Они пошли дальше, и город разворачивался перед ними как волшебная шкатулка. Рыжие черепичные крыши, будто выгоревшие на солнце, образовывали причудливый, холмистый ковёр. Ярко-розовая бугенвиллия, как нахальный художник, каскадами свешивалась с кованых балконов, отчаянно контрастируя с охристыми стенами. Зелёные виноградные лозы оплетали фонарные столбы, а с ветвей апельсиновых деревьев, растущих прямо на тротуарах, доносился пьянящий, цветочный аромат.

– Природа здесь не просто существует, она танцует с архитектурой, – сказала Лена, запрокинув голову, чтобы рассмотреть фасад старого дворца, где каменные атланты соседствовали с пальмами, проросшими прямо из трещин в камне. – И они идеальные партнёры.

Они заблудились. Сознательно и с наслаждением.
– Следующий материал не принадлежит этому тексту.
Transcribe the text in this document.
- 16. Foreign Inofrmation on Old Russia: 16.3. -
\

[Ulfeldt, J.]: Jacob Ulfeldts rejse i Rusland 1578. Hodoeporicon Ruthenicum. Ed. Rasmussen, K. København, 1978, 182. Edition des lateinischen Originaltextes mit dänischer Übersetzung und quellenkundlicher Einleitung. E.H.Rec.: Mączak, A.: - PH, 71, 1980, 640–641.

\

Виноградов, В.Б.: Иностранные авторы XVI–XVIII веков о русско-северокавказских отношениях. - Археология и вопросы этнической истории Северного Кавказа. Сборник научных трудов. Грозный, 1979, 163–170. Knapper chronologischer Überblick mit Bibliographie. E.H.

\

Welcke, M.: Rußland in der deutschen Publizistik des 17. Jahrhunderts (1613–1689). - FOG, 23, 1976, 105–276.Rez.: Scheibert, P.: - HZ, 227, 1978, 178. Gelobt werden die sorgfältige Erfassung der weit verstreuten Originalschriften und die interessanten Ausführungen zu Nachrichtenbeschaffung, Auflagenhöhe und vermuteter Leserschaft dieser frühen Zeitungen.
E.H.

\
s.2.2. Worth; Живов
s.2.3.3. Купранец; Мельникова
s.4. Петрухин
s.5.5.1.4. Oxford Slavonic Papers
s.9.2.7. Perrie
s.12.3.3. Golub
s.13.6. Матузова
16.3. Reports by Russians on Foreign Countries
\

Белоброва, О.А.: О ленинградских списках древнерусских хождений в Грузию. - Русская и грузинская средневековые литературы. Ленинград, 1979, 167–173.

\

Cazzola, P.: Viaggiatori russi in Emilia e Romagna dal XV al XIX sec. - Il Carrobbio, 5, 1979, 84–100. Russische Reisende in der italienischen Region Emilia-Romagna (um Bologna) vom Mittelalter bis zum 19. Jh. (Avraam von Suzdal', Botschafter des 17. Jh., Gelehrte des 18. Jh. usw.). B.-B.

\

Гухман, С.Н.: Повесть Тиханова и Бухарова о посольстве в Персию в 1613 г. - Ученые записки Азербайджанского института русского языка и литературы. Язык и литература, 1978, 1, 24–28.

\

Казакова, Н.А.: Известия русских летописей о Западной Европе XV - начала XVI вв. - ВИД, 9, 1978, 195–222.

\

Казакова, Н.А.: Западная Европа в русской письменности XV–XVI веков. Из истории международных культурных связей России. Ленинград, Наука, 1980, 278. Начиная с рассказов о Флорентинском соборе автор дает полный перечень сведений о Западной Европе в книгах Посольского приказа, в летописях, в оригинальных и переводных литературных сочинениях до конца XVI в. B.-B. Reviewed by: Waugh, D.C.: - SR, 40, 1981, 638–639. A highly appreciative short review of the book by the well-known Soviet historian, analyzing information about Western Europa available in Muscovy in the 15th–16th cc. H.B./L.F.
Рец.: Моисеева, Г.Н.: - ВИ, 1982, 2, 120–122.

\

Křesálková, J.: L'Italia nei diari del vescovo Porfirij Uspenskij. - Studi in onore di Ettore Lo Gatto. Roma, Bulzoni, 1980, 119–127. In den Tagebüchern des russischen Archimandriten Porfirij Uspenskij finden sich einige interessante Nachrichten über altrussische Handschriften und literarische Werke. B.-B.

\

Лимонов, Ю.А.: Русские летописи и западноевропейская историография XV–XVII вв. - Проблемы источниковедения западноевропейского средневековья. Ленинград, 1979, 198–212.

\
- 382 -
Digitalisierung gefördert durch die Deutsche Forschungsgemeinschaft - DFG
Узкие улочки, лестницы, внезапно приводящие к смотровым площадкам, где под ногами расстилался весь город – яркий, пёстрый, как лоскутное одеяло, сшитое из света, керамики и зелени.

– Давай сюда! – Лена потянула её в арку, за которой открылся крошечный дворик. В центре росло раскидистое дерево, а под ним стоял старик, кормящий стайку голубей. Это была готовая картина, живая и дышащая.

Они вышли на просторную площадь, залитую солнцем. И тут Анна снова замерла, её взгляд приковал пол под ногами. Вся площадь была вымощена черно-белой известняковой мозаикой, сложенной в гипнотический волнообразный узор.

– Это же… вода, – выдохнула она. – Они выложили каменные волны.

Она присела на корточки, касаясь пальцами швов между камнями. Это была магия. Грубый камень, а в целом – лёгкое, текучее движение. Сочетание человеческого гения и природной гармонии.

– Знаешь, что я чувствую? – сказала Анна, поднимаясь и глядя на подругу сияющими глазами. – Я не просто вижу красоту. Я чувствую, как эта красота входит в меня и вытесняет всю ту серость, что копилась годами. Каждый этот цветочек на плитке, каждый луч на черепице… он как будто лечит меня.

Лена улыбнулась, её собственное лицо было безмятежным и счастливым.

– Я знаю. Это город-целитель. Он не показывает себя, он им становится. Тебе остаётся только дышать и впитывать.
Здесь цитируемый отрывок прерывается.